Aversives

Nov 15, 2013 15:26

Support for aversives as "treatment" for autism seems to be driven very much by reasoning along the lines of, "If it's risky, painful, or expensive, it must work better." Certainly we're willing to accept more drawbacks the worse the problem is, but that only makes sense if the solution with more drawbacks is also more effective. In the case of aversives, it is not. It is less effective than other therapies, causes more damage, and creates new problems that weren't there before. Communication- and interaction-based occupational and speech therapy work much better. If you have to stop a person from doing something dangerous, you don't have to hurt them to do it. Distraction works better. The best approach is to find out why, and give them another, less dangerous way to fill that need.

But people still use aversives--along with other dangerous and unnecessary treatments--because they seem to think that if you're desperate enough to hurt your child, then that means the therapy has got to be effective. Well, it isn't. All it does, is create anxious, robotically obedient people with broken wills and broken hearts.

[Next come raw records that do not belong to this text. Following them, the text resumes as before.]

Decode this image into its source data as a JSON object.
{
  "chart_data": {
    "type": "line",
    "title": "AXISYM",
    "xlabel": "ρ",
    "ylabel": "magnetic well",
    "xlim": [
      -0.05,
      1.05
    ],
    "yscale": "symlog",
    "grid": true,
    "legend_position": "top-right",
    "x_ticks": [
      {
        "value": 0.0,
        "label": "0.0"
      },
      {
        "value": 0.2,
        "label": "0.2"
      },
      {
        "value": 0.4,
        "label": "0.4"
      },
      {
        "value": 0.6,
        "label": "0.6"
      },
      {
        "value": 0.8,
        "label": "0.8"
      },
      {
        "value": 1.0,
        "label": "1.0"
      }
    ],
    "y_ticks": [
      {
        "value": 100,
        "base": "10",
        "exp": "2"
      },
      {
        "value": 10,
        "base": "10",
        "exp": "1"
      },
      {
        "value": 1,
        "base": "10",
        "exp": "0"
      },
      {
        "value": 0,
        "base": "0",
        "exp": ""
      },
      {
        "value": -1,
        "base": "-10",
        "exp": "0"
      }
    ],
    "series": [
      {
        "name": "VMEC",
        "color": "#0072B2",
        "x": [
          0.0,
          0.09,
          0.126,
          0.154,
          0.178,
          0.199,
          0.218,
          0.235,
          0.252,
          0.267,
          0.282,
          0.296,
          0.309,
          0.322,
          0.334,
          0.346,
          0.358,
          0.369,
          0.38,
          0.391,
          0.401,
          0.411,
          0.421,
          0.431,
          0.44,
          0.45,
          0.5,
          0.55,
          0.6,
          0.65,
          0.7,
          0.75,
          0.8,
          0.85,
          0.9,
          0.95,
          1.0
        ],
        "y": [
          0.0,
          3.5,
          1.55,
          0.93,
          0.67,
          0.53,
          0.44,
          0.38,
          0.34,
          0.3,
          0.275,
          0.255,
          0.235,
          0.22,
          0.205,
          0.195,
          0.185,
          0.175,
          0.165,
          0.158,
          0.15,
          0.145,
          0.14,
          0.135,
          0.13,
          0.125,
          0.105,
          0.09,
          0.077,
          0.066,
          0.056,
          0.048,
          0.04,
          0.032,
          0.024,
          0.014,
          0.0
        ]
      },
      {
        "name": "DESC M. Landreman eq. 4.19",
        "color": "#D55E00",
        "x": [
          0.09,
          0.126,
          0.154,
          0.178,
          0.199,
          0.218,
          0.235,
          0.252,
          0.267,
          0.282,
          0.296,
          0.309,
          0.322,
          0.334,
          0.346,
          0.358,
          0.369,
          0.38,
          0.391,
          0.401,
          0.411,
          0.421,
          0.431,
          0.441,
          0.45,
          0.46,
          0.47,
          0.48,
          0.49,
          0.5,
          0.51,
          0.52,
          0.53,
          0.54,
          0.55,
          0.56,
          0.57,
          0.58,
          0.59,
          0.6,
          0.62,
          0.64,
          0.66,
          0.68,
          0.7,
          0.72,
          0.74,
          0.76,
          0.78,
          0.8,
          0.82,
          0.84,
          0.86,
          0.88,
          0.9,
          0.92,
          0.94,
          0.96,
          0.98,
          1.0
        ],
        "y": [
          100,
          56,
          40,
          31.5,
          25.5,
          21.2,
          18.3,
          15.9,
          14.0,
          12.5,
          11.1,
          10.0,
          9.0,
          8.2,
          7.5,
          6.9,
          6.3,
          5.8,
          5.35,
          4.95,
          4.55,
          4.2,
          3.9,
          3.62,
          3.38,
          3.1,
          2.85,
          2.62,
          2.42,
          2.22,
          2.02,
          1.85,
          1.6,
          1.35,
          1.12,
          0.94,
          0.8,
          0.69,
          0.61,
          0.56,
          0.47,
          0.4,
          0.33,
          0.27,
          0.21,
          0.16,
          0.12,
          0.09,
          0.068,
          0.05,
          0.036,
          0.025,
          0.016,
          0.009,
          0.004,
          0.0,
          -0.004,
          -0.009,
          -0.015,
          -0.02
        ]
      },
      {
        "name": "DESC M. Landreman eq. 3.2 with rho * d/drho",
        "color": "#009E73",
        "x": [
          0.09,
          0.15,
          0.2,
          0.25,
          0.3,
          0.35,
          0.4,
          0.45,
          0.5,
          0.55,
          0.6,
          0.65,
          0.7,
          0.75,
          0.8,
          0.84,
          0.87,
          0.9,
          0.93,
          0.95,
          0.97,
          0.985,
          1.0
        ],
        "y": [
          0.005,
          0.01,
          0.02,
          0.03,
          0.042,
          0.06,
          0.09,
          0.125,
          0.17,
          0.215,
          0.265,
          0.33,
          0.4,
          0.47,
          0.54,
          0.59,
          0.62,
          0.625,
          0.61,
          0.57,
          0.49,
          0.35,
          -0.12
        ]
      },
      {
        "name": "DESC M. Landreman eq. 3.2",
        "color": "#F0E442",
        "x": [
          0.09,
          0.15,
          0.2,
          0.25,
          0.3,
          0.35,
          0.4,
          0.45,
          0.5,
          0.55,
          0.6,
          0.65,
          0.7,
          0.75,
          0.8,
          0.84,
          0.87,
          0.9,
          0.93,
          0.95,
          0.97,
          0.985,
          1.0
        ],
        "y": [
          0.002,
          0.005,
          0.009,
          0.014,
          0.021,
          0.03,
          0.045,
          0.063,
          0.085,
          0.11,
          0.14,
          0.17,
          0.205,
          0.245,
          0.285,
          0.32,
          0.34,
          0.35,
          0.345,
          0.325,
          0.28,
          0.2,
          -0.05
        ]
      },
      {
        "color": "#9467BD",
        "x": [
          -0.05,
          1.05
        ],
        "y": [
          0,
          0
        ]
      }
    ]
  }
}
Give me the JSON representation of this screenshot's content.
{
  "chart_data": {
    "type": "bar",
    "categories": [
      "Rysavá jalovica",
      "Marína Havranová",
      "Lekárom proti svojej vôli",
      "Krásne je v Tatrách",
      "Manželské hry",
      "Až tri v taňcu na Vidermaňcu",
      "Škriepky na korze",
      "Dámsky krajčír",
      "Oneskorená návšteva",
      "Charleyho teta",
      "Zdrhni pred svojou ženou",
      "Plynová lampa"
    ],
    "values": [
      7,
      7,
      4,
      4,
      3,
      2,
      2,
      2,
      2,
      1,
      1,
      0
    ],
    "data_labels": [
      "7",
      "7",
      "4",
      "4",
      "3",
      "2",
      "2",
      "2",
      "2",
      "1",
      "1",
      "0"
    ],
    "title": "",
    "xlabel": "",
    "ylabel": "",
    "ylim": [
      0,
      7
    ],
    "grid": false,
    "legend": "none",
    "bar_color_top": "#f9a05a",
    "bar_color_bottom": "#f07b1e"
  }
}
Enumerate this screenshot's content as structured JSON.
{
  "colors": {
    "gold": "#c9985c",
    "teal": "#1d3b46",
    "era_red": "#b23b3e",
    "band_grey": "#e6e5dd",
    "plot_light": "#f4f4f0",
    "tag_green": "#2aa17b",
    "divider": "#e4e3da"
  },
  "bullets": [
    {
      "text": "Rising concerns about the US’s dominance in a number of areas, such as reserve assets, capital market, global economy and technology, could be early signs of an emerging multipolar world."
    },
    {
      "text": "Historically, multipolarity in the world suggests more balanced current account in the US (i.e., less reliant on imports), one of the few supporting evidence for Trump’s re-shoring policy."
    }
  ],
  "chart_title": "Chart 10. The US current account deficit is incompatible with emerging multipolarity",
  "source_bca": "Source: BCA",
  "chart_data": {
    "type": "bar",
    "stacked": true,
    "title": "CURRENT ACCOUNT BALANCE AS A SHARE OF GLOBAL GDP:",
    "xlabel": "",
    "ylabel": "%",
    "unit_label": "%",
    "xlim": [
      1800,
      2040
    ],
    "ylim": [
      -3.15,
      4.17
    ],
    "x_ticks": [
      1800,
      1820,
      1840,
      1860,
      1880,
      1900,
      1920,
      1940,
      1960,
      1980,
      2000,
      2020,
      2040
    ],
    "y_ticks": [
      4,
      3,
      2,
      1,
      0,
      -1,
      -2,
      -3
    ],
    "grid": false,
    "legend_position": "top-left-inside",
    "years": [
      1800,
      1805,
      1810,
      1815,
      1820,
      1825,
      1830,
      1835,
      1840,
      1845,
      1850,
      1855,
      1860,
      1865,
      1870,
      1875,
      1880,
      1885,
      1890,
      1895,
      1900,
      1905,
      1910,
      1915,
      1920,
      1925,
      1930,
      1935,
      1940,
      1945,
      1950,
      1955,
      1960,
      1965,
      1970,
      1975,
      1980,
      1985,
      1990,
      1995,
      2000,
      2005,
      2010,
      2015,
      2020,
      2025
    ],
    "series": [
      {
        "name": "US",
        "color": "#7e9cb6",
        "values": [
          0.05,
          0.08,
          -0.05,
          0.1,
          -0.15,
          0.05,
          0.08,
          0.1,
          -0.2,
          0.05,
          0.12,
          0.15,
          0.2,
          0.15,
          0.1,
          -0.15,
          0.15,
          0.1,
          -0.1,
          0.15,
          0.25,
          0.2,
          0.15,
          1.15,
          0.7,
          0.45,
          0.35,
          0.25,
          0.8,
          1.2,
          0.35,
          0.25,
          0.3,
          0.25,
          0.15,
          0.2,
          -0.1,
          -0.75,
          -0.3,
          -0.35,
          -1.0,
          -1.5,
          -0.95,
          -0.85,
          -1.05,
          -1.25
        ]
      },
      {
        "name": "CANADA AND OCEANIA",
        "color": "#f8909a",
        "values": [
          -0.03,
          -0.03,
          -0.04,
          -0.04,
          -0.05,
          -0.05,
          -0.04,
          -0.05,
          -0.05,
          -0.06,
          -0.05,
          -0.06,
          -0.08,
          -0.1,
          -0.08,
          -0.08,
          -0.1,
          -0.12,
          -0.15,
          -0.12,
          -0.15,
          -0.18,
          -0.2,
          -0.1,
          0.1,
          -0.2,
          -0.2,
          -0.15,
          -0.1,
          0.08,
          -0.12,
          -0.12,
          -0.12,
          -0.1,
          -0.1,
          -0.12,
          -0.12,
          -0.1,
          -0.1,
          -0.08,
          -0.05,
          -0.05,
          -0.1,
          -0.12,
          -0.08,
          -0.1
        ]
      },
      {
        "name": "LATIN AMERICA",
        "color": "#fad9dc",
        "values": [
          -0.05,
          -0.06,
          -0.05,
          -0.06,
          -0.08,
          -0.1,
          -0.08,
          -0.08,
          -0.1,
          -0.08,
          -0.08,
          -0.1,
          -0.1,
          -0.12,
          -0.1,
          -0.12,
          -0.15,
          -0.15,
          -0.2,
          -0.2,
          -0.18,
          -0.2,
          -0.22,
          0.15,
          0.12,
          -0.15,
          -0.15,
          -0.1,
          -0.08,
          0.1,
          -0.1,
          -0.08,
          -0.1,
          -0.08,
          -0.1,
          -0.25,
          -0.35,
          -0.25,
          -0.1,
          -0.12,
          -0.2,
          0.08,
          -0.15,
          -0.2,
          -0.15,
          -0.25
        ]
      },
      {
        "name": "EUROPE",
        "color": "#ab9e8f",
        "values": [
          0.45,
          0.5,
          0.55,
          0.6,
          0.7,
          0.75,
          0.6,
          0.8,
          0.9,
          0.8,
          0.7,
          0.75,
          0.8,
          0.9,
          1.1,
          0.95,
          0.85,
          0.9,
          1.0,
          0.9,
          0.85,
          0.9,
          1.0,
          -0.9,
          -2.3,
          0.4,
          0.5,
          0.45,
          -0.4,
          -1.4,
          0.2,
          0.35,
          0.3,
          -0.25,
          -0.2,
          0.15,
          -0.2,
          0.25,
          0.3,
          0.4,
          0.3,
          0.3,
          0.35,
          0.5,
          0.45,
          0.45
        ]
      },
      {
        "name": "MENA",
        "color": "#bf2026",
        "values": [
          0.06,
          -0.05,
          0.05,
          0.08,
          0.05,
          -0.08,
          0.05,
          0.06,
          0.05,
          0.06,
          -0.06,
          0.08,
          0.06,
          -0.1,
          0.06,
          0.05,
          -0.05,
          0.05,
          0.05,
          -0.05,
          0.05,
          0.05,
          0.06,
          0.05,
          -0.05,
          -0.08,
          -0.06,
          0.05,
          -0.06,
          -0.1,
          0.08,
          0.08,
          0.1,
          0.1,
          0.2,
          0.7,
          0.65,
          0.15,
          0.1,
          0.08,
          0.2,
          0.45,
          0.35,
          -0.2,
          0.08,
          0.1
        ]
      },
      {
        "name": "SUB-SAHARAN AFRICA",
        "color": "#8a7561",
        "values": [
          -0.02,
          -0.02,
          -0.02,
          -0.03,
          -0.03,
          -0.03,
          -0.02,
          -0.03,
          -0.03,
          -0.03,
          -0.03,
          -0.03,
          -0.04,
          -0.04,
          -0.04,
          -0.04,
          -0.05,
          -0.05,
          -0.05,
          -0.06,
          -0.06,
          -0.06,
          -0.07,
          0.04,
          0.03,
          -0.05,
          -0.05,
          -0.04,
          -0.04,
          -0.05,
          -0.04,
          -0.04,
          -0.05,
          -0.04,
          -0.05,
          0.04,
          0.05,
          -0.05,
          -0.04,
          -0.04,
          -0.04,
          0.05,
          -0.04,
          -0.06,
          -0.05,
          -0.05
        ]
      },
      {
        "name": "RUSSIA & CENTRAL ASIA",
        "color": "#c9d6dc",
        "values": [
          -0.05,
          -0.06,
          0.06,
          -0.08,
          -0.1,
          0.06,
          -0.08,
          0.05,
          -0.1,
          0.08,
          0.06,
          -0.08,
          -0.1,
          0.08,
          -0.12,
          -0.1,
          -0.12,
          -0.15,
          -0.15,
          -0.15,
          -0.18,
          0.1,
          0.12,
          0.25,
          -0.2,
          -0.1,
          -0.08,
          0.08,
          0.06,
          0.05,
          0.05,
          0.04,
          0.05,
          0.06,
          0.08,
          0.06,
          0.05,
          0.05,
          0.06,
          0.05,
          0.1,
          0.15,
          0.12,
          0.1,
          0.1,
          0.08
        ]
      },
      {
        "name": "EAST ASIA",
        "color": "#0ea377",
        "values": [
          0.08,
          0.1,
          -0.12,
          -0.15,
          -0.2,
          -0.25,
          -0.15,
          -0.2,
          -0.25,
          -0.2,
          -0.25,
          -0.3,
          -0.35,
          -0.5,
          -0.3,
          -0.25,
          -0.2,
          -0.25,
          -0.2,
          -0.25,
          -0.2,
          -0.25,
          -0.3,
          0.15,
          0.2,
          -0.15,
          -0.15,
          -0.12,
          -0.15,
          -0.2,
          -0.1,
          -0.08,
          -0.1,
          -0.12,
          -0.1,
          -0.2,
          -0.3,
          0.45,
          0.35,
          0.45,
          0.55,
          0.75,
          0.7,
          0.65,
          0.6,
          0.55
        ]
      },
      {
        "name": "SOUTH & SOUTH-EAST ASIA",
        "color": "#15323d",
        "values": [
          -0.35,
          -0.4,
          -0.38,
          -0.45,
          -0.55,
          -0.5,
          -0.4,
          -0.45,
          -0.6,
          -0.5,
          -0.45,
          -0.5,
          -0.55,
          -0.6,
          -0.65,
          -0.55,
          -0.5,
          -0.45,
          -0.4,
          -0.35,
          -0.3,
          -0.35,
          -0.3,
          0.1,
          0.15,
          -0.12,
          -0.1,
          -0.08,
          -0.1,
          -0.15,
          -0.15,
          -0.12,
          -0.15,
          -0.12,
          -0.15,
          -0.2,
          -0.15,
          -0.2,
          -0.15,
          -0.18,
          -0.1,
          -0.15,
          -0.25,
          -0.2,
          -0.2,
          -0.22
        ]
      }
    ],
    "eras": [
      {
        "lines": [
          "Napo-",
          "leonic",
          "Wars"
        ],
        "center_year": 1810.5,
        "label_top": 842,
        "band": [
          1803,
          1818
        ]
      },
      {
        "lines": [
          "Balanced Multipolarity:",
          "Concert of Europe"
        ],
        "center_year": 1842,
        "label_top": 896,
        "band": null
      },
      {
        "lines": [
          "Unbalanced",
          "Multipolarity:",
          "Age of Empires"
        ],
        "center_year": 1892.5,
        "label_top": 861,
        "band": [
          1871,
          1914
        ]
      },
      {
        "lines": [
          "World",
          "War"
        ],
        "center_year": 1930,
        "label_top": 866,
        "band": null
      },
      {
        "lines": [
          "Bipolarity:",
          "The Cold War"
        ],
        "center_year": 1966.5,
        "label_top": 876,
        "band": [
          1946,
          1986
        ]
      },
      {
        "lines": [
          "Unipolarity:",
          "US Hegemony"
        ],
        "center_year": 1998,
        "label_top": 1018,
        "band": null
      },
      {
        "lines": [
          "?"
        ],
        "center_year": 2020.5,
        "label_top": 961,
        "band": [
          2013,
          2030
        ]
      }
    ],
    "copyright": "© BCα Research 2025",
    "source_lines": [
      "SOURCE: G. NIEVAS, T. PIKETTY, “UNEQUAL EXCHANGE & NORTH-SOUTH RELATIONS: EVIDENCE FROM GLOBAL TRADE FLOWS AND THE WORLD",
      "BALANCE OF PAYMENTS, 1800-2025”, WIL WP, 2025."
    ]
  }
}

Even worse: The more a desperate parent buys into a dangerous or painful treatment, the harder it is to realize what they're doing and stop. People don't like to realize that they're holding on to contradictory beliefs, and they try to find a way to reconcile them. So, rather than face up to the fact that a painful or useless therapy is hurting their child, people may conclude that the pain is worth it--"no pain, no gain"--and that their child is actually doing better thanks to the therapy. In order to stop a painful therapy, parents would have to conclude that the thing that has been hurting their child is not useful after all--they would have to face up to the fact that they have been hurting their child for no good reason. That is a highly unpleasant conclusion to draw, and many parents prefer to conclude that because they love their child, if they are exposing their child to distress, then there must be a reason that makes the distress worth it. They throw good money after bad and waste time that their child could have had.

So the parents are trapped by their own minds; the child is trapped by their parents; and everyone is hurt. I don't think they're even aware of what they're doing.